Ça y est, je crois que je suis presque arrivé à saturation. Pourtant, je ne suis pas un grand utilisateur, mais j’ai de plus en plus de mal avec Facebook, Twitter et consors, qui me font ingérer des tonnes d’informations plus ou moins vitales et me dévient des choses importantes de la vraie vie vraie !

Je crois que ça me transforme en animal sédentaire moins social. Je vois de moins en moins mes amis et lorsque je les vois, j’ai l’impression de ne pas vraiment avoir de choses à partager parce que j’ai déjà tout lu de leur actualités, à droite ou à gauche. Et eux pensent que je suis au courant de tout parce que c’était écrit ça ou là, alors qu’il est finalement très aisé de louper une info.

C’est dommage. Dommage que de tels outils en arrivent à polluer les communications et provoquer l’effet inverse, au final.

Pour commencer ma désintoxication, j’ai vidé mon Facebook, je tweete peu, j’ai nettoyé mon Google Reader, etc. Et surtout, j’examine mon carnet d’adresses et tente d’écrire ou d’appeler mes vrais amis. J’ai un téléphone et une boîte mail, je pense que c’est suffisant, non ?

Du renouvellement et de l’envie…

«A blog is a broadcast, not a publication. If it stops moving, it dies.»
— Andrew Sullivan

Et après ?…

Ça faisait longtemps que je n’avais pas parlé de moi. Entamons donc ce moment narcissique d’auto-flagelation sur la place publique.

Je suis actuellement graphiste freelance. Après une année 2009 de merde, 2010 reprend du poil de la bite. Quelques nouveaux clients cette année me redonnent un peu confiance en mon business. Quelques autres contacts aussi permettent de garnir un peu mon carnet d’adresses.

Je suis graphiste, ni chef d’entreprise, ni commercial, ni même comptable ; J’ai un peu de mal à me vendre, à relancer les clients, etc. Ce n’est pas ma formation et je n’en tire aucune satisfaction, je suis nul. Le seul problème, c’est qu’en temps que freelance, l’adminstratif et le commercial représentent quasiment la moitié du temps passé. En gros, je ne prends pas mon pied. Enfin, pas la moitié du temps.
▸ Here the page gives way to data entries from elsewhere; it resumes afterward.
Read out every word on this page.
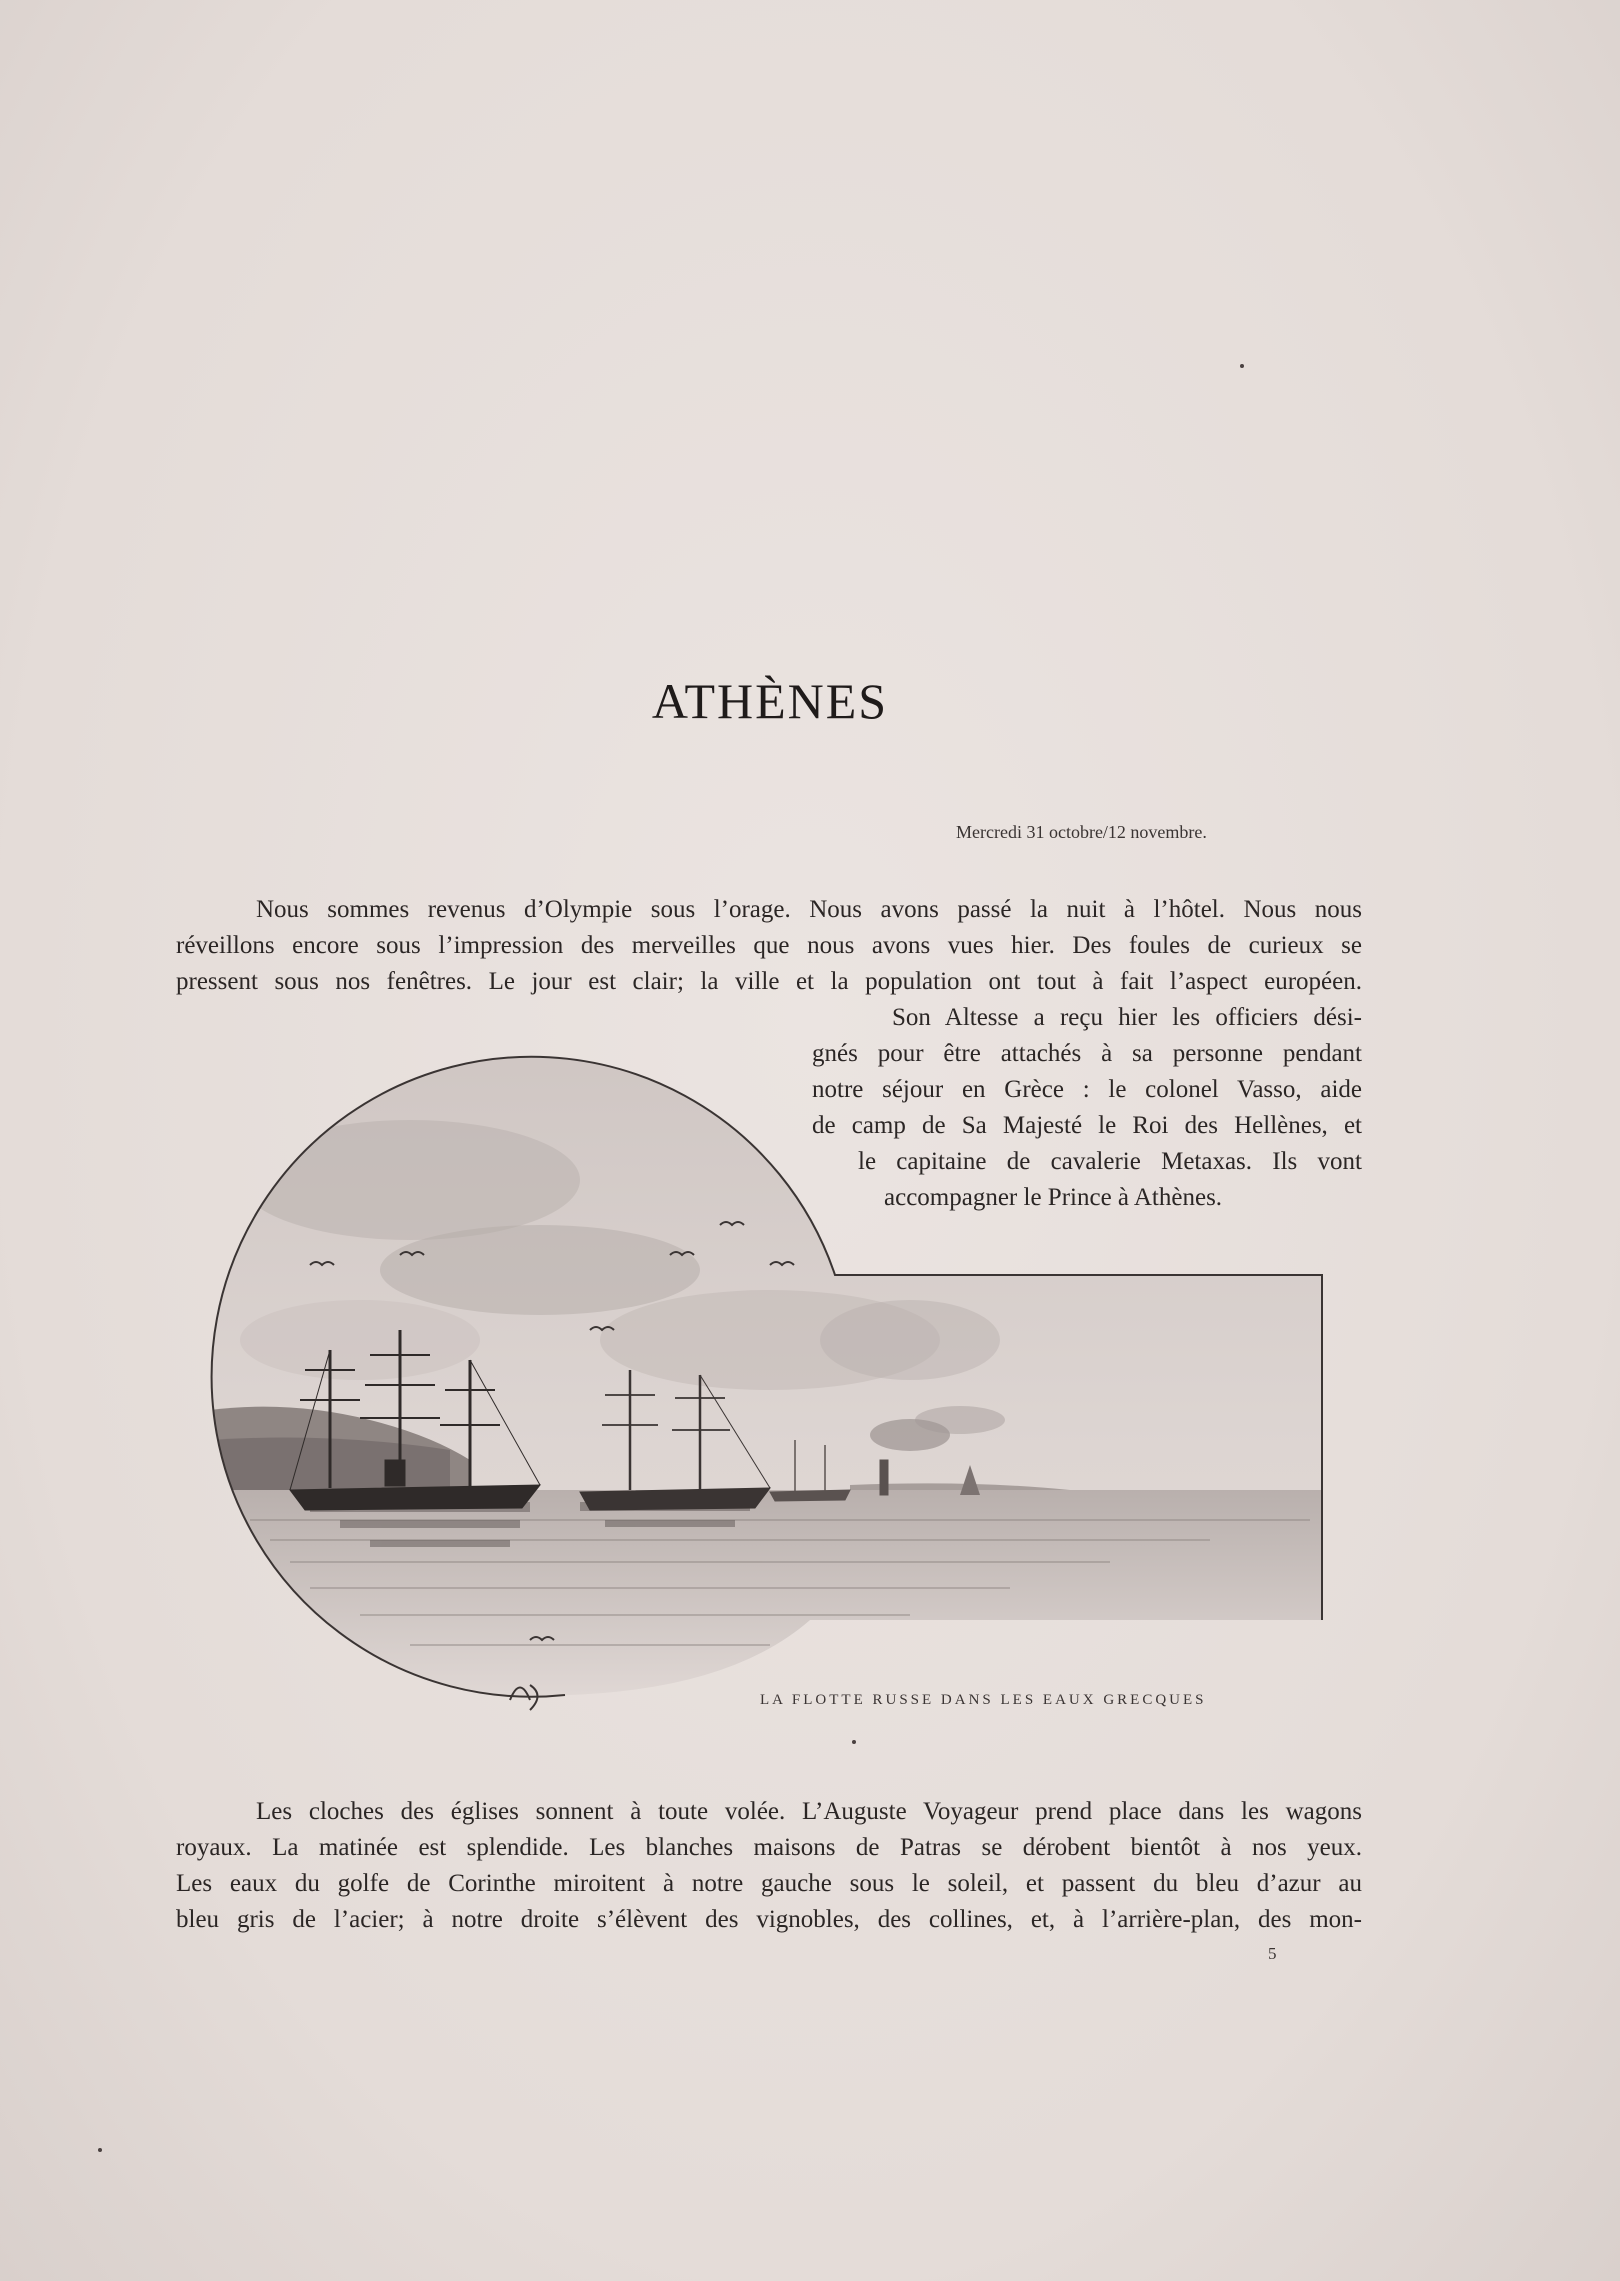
ATHÈNES
Mercredi 31 octobre/12 novembre.
Nous sommes revenus d’Olympie sous l’orage. Nous avons passé la nuit à l’hôtel. Nous nous
réveillons encore sous l’impression des merveilles que nous avons vues hier. Des foules de curieux se
pressent sous nos fenêtres. Le jour est clair; la ville et la population ont tout à fait l’aspect européen.
Son Altesse a reçu hier les officiers dési-
gnés pour être attachés à sa personne pendant
notre séjour en Grèce : le colonel Vasso, aide
de camp de Sa Majesté le Roi des Hellènes, et
le capitaine de cavalerie Metaxas. Ils vont
accompagner le Prince à Athènes.
LA FLOTTE RUSSE DANS LES EAUX GRECQUES
Les cloches des églises sonnent à toute volée. L’Auguste Voyageur prend place dans les wagons
royaux. La matinée est splendide. Les blanches maisons de Patras se dérobent bientôt à nos yeux.
Les eaux du golfe de Corinthe miroitent à notre gauche sous le soleil, et passent du bleu d’azur au
bleu gris de l’acier; à notre droite s’élèvent des vignobles, des collines, et, à l’arrière-plan, des mon-
5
Il y a quelques temps, un ancien collègue ma contacté parce que lui aussi n’aime pas sa situation actuelle. Il en a marre de faire le chef de studio, il aimerait se reconvertir en commercial et m’a proposé ses services. Ce serait idéal un commercial comme lui, connaissant les métiers de création et ne vendant pas n’importe quoi au client. En plus, ça me trotte dans la tête depuis quelques temps de voir plus grand. Surtout que j’ai des amis et contacts avec qui je veux bosser depuis des années. Et je trouve qu’on crée mieux à plusieurs (je suis verni en freelance…). Des envies d’atelier créatif qui devrait résonner chez certaines personnes…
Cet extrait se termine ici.